Hurricane Ivan was 350 miles from south Pinellas and heading farther away when local officials faced a weird dilemma. School was in session Wednesday, but a rising tide threatened to cut some students off from their low-lying homes.

Midafternoon flooding in Coquina Key, Shore Acres and some areas of Madeira Beach kept school officials glued to weather channels and forced some to concoct backup plans to ensure students would arrive home safely.

The greatest concern was for children who live in the Shore Acres area, where police set up roadblocks to prevent residents from driving into water up to 2 feet deep. Shore Acres Elementary principal Tim Owens allowed children to leave 10 minutes before the school's regular 1:45 p.m. dismissal time when he saw anxious parents lining up in the car circle. Most of the 150 children who live in Shore Acres were home before the streets became impassable, Owens said.

The school itself, on 62nd Avenue NE, had no flood damage, thanks to a recent $13.7-million reconstruction project.

The threat of rising water was more of an issue at North Shore Elementary where school lets out at 2:40 p.m. The school, at 35th Avenue NE, experienced no flooding, but about a dozen of its 550 children live in Shore Acres, said principal Juanita Deason.

Deason called campus police when she heard about the roadblocks to make sure the bus that transports children to Shore Acres would be able to get through.

"I gave my phone number to the bus driver," she said. "Once she got to the stop, she called me to let me know the children had gotten there safely."

Personnel at Riviera Middle School began calling parents when they realized buses that were dropping off elementary school children were delayed and might not get to the school in time for the regular 4:05 p.m. dismissal.
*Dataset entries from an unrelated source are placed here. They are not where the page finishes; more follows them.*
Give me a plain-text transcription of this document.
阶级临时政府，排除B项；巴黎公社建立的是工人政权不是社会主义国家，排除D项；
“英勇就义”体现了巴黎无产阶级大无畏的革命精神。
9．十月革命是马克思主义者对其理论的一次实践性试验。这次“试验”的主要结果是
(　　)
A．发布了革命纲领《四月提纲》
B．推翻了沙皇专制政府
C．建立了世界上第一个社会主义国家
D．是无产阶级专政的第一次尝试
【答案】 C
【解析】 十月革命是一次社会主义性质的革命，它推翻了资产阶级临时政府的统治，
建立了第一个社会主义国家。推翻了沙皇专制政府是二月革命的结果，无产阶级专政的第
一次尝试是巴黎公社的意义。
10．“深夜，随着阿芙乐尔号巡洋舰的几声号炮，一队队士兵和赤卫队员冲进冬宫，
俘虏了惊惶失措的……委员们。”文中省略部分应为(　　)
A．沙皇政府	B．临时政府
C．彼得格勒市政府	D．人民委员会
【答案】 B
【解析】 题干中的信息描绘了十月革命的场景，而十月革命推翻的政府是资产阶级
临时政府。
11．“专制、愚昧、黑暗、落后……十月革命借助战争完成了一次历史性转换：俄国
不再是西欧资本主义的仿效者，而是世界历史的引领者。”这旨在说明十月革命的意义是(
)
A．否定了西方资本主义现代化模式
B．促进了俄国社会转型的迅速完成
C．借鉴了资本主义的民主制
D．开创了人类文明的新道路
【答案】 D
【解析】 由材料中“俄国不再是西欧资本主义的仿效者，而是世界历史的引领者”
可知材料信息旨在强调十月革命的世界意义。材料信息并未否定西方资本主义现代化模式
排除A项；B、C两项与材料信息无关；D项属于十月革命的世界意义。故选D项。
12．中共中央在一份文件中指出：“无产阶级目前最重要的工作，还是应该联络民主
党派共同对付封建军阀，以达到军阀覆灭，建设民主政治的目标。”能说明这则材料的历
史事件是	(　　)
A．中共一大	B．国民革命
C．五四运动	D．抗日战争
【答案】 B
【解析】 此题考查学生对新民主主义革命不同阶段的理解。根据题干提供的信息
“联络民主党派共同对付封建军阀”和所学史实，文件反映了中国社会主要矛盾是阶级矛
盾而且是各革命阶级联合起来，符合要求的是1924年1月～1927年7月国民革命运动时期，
Bus holdups caused no problems at Meadowlawn Middle School, where about 40 students live in areas affected by flooding.

Transportation director Terry Palmer said this was not the first time his office has had to make alternate arrangements for children who live in low-lying areas. He began monitoring the tide situation early Wednesday and worked through area superintendents to keep schools informed of the buses' whereabouts.

Palmer advised middle schools there could be some delays and suggested that principals whose children live in Coquina Key, Shore Acres or Madeira Beach call parents to pick up their children.

Officials at Lutheran Church of the Cross Day School, a private school on Chancellor Street NE in Shore Acres, made a decision early in the afternoon to give parents the option of picking up their children before the regular dismissal time. By the time police sealed access to Shore Acres, only 40 elementary and middle school children and 20 preschool children were still on campus. "We actually had a lot of fun," Carlson said. "We played games out on the patio. The kids studied and did their homework. A couple of our teachers waded through the water and brought pizza back. When their parents started showing up, the kids didn't want to leave."